Although portraits were his primary means of financial support, Copley had greater ambitions. In 1765, he painted his half-brother Henry Pelham in the famous Boy with a Squirrel. Henry is depicted in profile, seated at a table. He holds a gold chain, the end of which is fastened around the neck of a small squirrel. A glass of water has been placed before him. Copley intended the painting as a kind of diploma piece, evidence of his artistic skill and accomplishment; indeed, the reflections in the table’s glossy surface, the skillfully painted hands, the dreamy expression on the boy’s face all confirm Copley’s enormous talent. He sent the painting to the Society of Artists in London, hoping that the famed American expatriate artist Benjamin West would be favorably impressed. Although West was encouraging in his response to Copley, he also expressed his opinion that Copley’s painting style was too “liney,” too hard-edged with not enough modeling. Such an assessment may reflect Copley’s pragmatic, almost austere colonial style rather than a lack of skill.

Increasingly prolific and wealthy, Copley married Susanna Clarke in 1769 and purchased a substantial estate on Beacon Hill the following year. Susanna was the daughter of the principal agent for the British East India Company, and, as such, was firmly tied to a family loyal to the British crown at a time that many in the colonies were beginning to whisper of rebellion. Indeed, Copley painted several of the principal architects of that rebellion—Paul Revere in 1768, John Hancock circa 1770-72, and Samuel Adams at about the same time in a portrait that is decidedly political and palpably angry. Copley’s loyalties were torn. His brother Henry was supportive of the revolutionary cause, but his father-in-law and wife were loyal Royalists. As unrest grew, Copley found commissions diminishing. In 1774, he left for Europe, never to return to the country of his birth.

Copley spent a year traveling and studying in Italy before settling in London where he was joined by his family. In London, Copley enjoyed associating with the artists he had long admired from afar: Benjamin West, Sir Joshua Reynolds, and others.

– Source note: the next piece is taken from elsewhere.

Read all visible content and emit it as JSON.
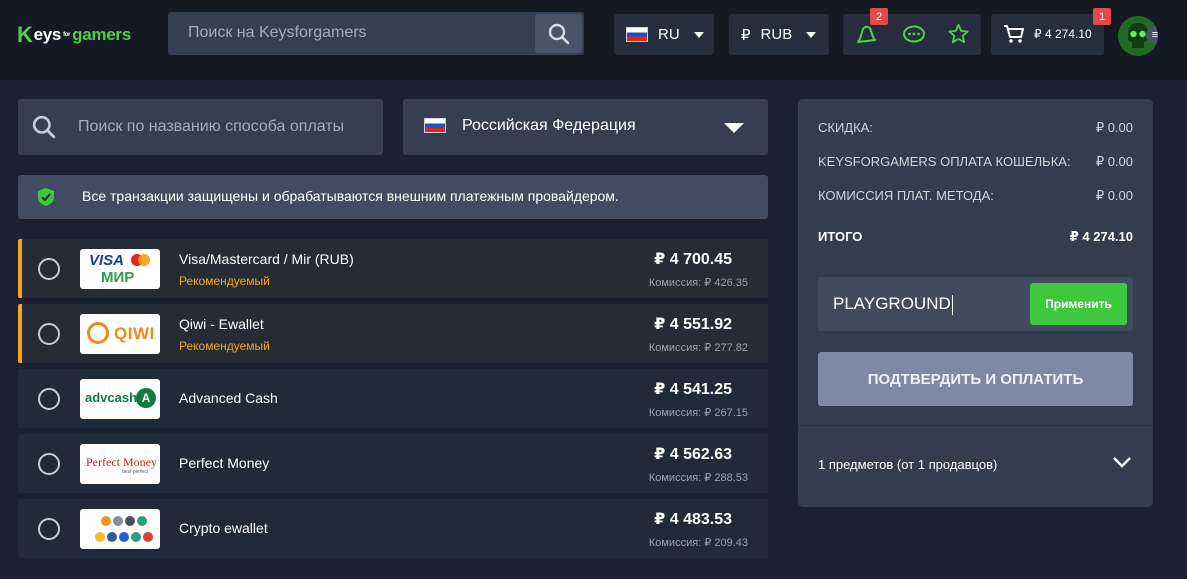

In 1776, he was elected an associate of the Royal Academy; he became a full member in 1779. In England, Copley at last realized his dream of painting grand historical subjects. His paintings The Death of the Earl of Chatham, The Death of Major Peirson, and, most notably, Watson and the Shark were much admired and favorably reviewed.

Unfortunately, the expense of maintaining an elegant lifestyle, legal troubles, fractious relationships with other members of the Royal Academy, and the deaths of children and other family members took their toll. Copley died following a stroke in 1815. Although he left his estate in debt and his reputation somewhat diminished, as soon as a generation later he was recognized and revered as one of America’s finest painters.

Dates and data adapted from: Rebora, Carrie, Paul Staiti, Erica Hirshler, Theodore E. Stebbins, and Carol Troyen. John Singleton Copley in America. New York: Metropolitan Museum of Art, distributed by Harry N. Abrams, Inc., 1995.